Warning signs of Dementia-A single disease can cause dementia. Instead, it’s a broad term that describes a number of symptoms. Memory, cognition, information processing, and interpersonal communication abilities can all be negatively impacted by these symptoms.”Psychologist near me” can help you deal with dementia.


More than 55 million people worldwide live with dementia, and more than 10 million new cases are identified each year, according to the World Health Organization. The most prevalent cause of dementia, is Alzheimer’s disease, but not the only one.


Even though the symptoms can vary based on the underlying cause, there are some basic symptoms that are classic early warning markers of dementia.


Simply having memory issues does not indicate dementia. To be diagnosed with dementia, you must have at least two different impairments that significantly interfere with your daily life.


The following deficits may also affect someone with dementia in addition to memory problems:

Language skills, communication, logic, and problem-solving


There may be treatments available to stop the course of cognitive loss in dementia, depending on the cause and whether dementia is identified early.


 signs of Dementia
signs of Dementia


Subtle changes in memory


Dementia’s early signs can include memory problems. The modifications frequently involve short-term memory and are modest. A person suffering from dementia might be able to recall things that happened in the past, but not their breakfast.


Other modifications to short-term memory in a person with dementia include:


  • losing track of the stuff they placed
  • straining to recall the reason they entered a specific room
  • a tendency to forget what they were supposed to do each day


The problem in finding the right words


Dementia’s early signs can include trouble communicating thoughts. Patients with dementia may have trouble expressing their thoughts or finding the right words. Additionally, they might pause in the middle of a thought and hesitate before continuing.


It might be difficult to have a discussion with someone who has dementia, and it might take them longer than usual to articulate their views or feelings.


Mood changes-Warning signs of Dementia


With dementia, mood swings are also frequent. Although it could be difficult for you to identify dementia in yourself, you might detect this change in someone else. For instance, depression is typical in the early stages of dementia.


Dementia patients may appear more afraid or worried than they did previously. If their typical daily pattern is altered or if they are placed in unusual circumstances, they may become quickly distressed.


You can notice a change in personality in addition to mood changes. A characteristic personality change associated with dementia is a move from shyness or quietness to extroversion.




Early signs of dementia may include apathy or listlessness. A person suffering from dementia may grow disinterested in past interests or pastimes. They could no longer desire to go out or have fun.


Additionally, they can stop wanting to hang out with friends and family, and they might come off as emotionally lifeless.


Problem finishing tasks


Another potential dementia early warning indicator is a modest change in one’s capacity to execute routine chores. Typically, this begins with trouble performing more demanding tasks, such as:


  • checking the checkbook
  • monitoring your bills
  • following a recipe
  • playing a game with numerous rules


A person with dementia may struggle to master new skills or adhere to new routines in addition to struggling to finish existing chores.




Confusion is a frequent symptom of dementia in its early stages. They might struggle to identify people, recall the day or month, or pinpoint their location.
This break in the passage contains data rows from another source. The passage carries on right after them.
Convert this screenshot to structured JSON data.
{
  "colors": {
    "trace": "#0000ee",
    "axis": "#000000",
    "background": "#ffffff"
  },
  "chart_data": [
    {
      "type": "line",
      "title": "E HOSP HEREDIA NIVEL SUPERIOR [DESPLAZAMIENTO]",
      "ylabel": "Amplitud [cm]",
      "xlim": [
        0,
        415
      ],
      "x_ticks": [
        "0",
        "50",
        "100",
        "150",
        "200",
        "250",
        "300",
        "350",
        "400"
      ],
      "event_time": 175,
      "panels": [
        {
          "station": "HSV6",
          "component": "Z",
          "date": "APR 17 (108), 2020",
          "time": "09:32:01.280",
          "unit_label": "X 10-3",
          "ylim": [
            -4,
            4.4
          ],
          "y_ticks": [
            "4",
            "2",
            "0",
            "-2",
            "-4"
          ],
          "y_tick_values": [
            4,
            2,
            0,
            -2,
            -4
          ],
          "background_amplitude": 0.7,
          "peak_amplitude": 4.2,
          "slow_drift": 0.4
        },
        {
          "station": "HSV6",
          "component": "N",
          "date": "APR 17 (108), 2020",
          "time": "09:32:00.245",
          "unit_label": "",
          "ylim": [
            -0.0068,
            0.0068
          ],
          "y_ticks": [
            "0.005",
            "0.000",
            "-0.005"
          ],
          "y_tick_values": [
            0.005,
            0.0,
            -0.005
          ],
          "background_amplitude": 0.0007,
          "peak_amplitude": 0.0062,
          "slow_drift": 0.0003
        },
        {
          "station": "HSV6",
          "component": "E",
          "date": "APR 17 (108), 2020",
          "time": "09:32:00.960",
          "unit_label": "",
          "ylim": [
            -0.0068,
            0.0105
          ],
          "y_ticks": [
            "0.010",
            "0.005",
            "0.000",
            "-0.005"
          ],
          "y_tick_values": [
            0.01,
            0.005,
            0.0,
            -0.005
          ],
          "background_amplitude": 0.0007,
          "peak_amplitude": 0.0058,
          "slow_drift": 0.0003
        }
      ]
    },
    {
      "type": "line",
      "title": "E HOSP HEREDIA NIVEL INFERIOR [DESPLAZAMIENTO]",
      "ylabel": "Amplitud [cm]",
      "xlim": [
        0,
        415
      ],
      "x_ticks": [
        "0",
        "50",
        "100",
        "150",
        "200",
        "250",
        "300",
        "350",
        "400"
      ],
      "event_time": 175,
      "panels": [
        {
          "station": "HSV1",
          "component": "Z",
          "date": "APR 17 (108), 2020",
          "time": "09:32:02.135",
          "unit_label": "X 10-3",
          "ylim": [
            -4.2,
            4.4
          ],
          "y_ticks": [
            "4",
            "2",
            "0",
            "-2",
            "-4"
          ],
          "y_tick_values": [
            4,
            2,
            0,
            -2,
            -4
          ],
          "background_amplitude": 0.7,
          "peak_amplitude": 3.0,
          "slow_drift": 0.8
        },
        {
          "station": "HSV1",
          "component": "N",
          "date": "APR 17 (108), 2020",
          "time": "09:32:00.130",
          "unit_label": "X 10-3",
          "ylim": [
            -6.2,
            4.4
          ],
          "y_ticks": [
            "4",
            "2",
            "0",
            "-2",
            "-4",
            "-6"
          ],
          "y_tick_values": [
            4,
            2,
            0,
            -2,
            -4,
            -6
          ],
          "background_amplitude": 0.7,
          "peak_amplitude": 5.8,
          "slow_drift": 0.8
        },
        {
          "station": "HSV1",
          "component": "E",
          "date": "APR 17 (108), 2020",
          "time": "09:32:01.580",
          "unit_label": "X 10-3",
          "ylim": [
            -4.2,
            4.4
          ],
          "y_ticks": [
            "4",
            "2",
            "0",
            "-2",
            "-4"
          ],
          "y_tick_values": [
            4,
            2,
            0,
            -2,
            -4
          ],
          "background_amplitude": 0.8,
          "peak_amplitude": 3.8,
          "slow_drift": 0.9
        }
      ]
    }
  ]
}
Confusion can happen for a variety of causes and in a variety of contexts. For instance, people might lose their car keys, forget what will happen next in the day, or struggle to recall someone they just met.


Failing sense of direction


With the onset of dementia, a person’s spatial orientation and sense of direction frequently begin to deteriorate. They might find it challenging to identify once-familiar landmarks and lose track of how to go to areas they used to have no issue finding.


Additionally, it could become more challenging to adhere to a set of guidelines and detailed instructions.




Because of their memory loss and overall behavioral abnormalities, people with dementia frequently repeat things.


The person may repeatedly perform daily activities like shaving or showering, or they may compulsively gather things. They could also ask the same questions repeatedly or retell the same stories throughout a chat.


Adjustment issues

The event might make someone with early-stage dementia feel anxious. Suddenly, they lose track of familiar faces and struggle to understand what others are saying. They lose their way on the way home since they can’t recall the reason they went to the store.


As a result, they might yearn for routine and shun novel encounters. Early dementia sometimes includes the sign of trouble adapting to change.


Lack of judgment


Losing the ability to make wise decisions is another effect of cognitive ageing. For instance, a dementia patient might not be able to notice risky circumstances. They might venture outside in summer clothing while it is snowing or try to cross a busy street before it is safe to do so.


The failure to exercise sound financial judgment is another sign of impaired judgment in dementia patients. A person who was formerly frugal with their money may now start making donations to people or organizations they hardly know.


Dementia is not a single illness. Instead, it covers a wide range of ailments that impact the brain. Cognitive decline brought on by these disorders has an impact on a person’s memory, ability to communicate, thought processes, and conduct.


Don’t dismiss it if you or someone you care about starts to struggle with certain cognitive activities. Make a call to your physician or “Psychologist near me” and request a consultation. Although some forms of dementia have no known cure, medical professionals can talk about ways to slow down it’s progression.